Ecrit par Soubha Es-Siari |
Un taux de croissance de 4,6% en 2021. Pouvons-nous dire que notre économie repart à fond les ballons ? Ou bien on repart plus fort parce que tout simplement nous avons baissé plus fort ? Il ne faut pas omettre que cette reprise est alimentée par des injections de liquidités par la Banque Centrale, des mesures de soutien de toutes sortes et un plan de relance de 75 Mds de DH.
Depuis quelques semaines, les pronostics de croissance économique nationale élaborés aussi bien par les institutions nationales qu’internationales donnent le vertige et nous ne savons à quel chiffre nous vouer.
Et pour cause derrière ces taux intéressants ou cette embellie se cache un scénario marqué par les incertitudes pour ne citer que la hausse des cours des matières premières à l’échelle internationale, la hausse du chômage, la fin des aides de l’Etat qui pourraient perturber ces prévisions.
Sur le plan international, le monde économique garde les yeux rivés sur les taux d’emprunt des dettes monumentales contractées par les pays toutes catégories confondues, la reprise de l’inflation… à telle enseigne que l’on qualifie la reprise post pandémie d’une reprise à haut risque.
Autrement dit, il y a des signes encourageants, en apparence, mais derrière on retrouve des signaux faibles qui planent sur le monde entier. En Europe, on parle d’une prévision de croissance de 5,7%, la plus forte croissance depuis plusieurs décennies.
En effet, bien que l’on compare à une année difficile marquée par la pandémie, les analystes ne cachent pas leur enthousiasme.
Mais cela ne les a pas empêchés pour autant de citer certains signaux alarmants tels que la reprise de l’inflation aux Etats-Unis, soit à un taux oscillant autour de 4%, la légère hausse des taux d’intérêt (on n’est plus dans la phase des taux négatifs) craignant à coup sûr le reversement de la tendance. Parce que si la mécanique s’inverse, il faut s’attendre à un effet boule de neige en matière de dettes publiques.
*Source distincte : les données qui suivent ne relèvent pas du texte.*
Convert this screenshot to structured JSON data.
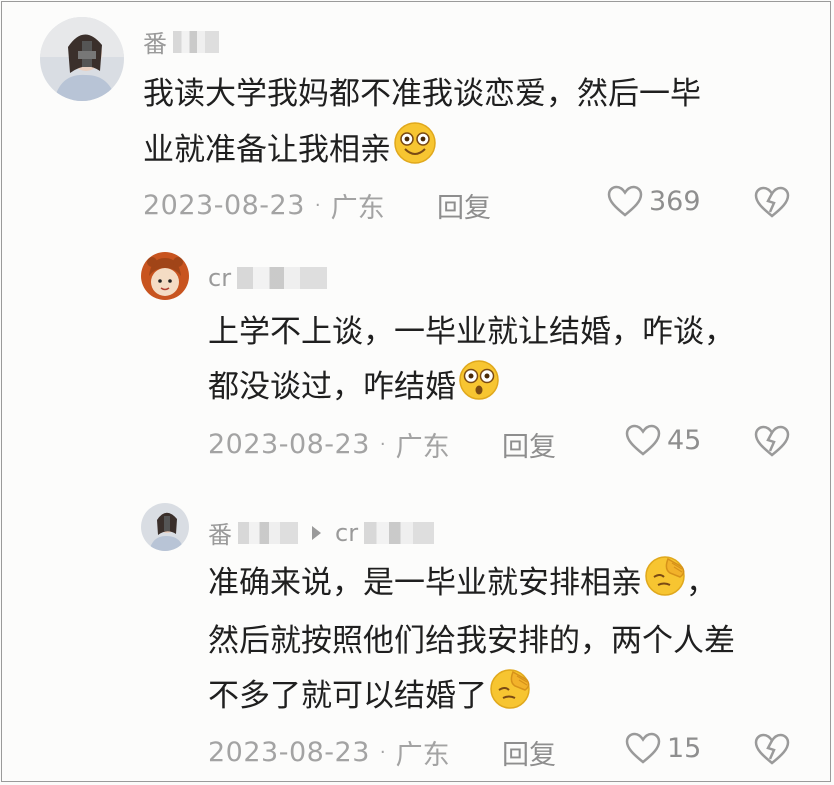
{
  "comments": [
    {
      "username": "番",
      "text_lines": [
        "我读大学我妈都不准我谈恋爱，然后一毕",
        "业就准备让我相亲"
      ],
      "emoji": "smiling-face-emoji",
      "date": "2023-08-23",
      "location": "广东",
      "reply_label": "回复",
      "likes": "369"
    },
    {
      "username": "cr",
      "text_lines": [
        "上学不上谈，一毕业就让结婚，咋谈，",
        "都没谈过，咋结婚"
      ],
      "emoji": "flushed-face-emoji",
      "date": "2023-08-23",
      "location": "广东",
      "reply_label": "回复",
      "likes": "45"
    },
    {
      "username": "番",
      "reply_to": "cr",
      "text_lines": [
        "准确来说，是一毕业就安排相亲",
        "，",
        "然后就按照他们给我安排的，两个人差",
        "不多了就可以结婚了"
      ],
      "emoji": "facepalm-emoji",
      "date": "2023-08-23",
      "location": "广东",
      "reply_label": "回复",
      "likes": "15"
    }
  ],
  "colors": {
    "background": "#fcfcfb",
    "meta_gray": "#a3a3a3",
    "emoji_yellow": "#f7c531"
  }
}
4,6% de croissance en 2021, pouvons-nous nous réjouir ?
Au Maroc, si l’on croit les dernières estimations de la Banque Mondiale, on parle d’un taux de croissance économique de 4,6% en 2021. Certes, il s’agit d’une embellie comparativement aux années précédentes mais il ne faut tout de même pas omettre qu’en 2020, année de pandémie, le taux de croissance a baissé drastiquement de -7%.
Donc l’appréciation de ce rebond est sujette à plusieurs considérations. Comme le disent les plus érudits, ce qui est difficile à commenter sur le plan macroéconomique, il est opportun de l’extrapoler sur le plan microéconomique.
Si l’on prend l’exemple d’un commerçant ayant perdu l’an dernier 20% de son chiffre d’affaires, il doit gagner cette année plus de 30% parce que certainement il a des dettes à payer, des échéances fiscales reportées, des intérêts moratoires …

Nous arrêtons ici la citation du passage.